Crocodile prese sigari e accendino e indossò il cappotto sospirando.
Le cose si stavano complicando.

Entrò in auto e girò la chiave, dirigendosi alla Residenza Donquixote.



-



Doflamingo, stufo di parlare del Segreto e di Un Paso Adelante, si alzò sotto lo sguardo terrorizzato del fratello e prese il Nintendo.

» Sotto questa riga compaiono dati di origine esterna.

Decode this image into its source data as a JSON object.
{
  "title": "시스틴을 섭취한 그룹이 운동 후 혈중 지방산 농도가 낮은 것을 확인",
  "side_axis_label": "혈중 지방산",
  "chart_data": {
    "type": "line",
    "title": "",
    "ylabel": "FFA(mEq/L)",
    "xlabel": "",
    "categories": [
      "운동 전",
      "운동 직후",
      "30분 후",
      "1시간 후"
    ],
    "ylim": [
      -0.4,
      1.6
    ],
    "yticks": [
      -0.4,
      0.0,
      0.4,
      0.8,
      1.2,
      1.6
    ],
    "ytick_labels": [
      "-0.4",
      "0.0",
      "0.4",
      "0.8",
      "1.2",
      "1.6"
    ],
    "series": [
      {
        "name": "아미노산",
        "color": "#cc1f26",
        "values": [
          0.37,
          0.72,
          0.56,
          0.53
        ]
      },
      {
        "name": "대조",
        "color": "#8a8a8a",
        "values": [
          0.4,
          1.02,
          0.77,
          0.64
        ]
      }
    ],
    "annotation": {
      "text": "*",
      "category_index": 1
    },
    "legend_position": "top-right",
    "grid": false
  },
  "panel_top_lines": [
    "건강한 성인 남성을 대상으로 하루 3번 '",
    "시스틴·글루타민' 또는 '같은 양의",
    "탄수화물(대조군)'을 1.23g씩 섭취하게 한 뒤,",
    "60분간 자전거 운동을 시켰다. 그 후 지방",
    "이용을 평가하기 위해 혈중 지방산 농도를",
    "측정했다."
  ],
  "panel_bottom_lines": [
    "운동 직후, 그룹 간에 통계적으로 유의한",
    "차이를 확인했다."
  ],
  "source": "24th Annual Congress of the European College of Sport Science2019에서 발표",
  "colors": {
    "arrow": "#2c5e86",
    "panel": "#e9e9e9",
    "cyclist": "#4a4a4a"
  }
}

Il telefono suonò di nuovo e lui accese il bluetooth dell’auto, così da non dover accostare per rispondere.

“Cosa c'è?”
“Dimmi che sei quasi arrivato”
“Rocinante, calmati”

Per tutta risposta il biondo allungò il cellulare avvicinandolo al fratello e Crocodile sentì la voce di Doflamingo risuonare nell’abitacolo.
“Calmo dici” commentò mentre in sottofondo si sentiva il fenicottero cantare “Non dirmi di stare calmo, l’ultima volta che si è messo a cantare ha ucciso a mani nude quattro persone e ha sparato in testa a due, non posso calmarmi”
“Hellooo from the other siiiiiideeee”

Crocodile sbatté le palpebre e la sua mente materializzò la scena di parecchi anni prima, con il biondo che rompeva l’osso del collo ad un uomo come se avesse appena spezzato a metà un cracker.
Si ritrovò a spingere il piede sull’acceleratore più forte che poteva.














 



Angolo dell'Autrice:

Salve a tutti! so che sono in mega ritardo, ma in queste settimane ho avuto parecchio da fare e zero tempo di scrivere e aggiornare. Spero che con questo capitolo mi perdonerete.
Tra poco avverrà il fatidico incotro tra Kidd e Doflamingo e scopriremo cosa vuole fare il fenicottero al rosso. Intanto scopriamo che al Donquixote maggiore piacciono le telenovelas e canta quando sta per commettere un omicidio, tanto da preoccupare Roci e Crocodile.
Kidd alla fine ha usato il cervello ed è riuscito a prendersi una piccola rivincita nei confronti del bel dottore. E Shanks? Vedremo...

Grazie a tutti quelli che, nonostante i ritardi, mi leggono ancora.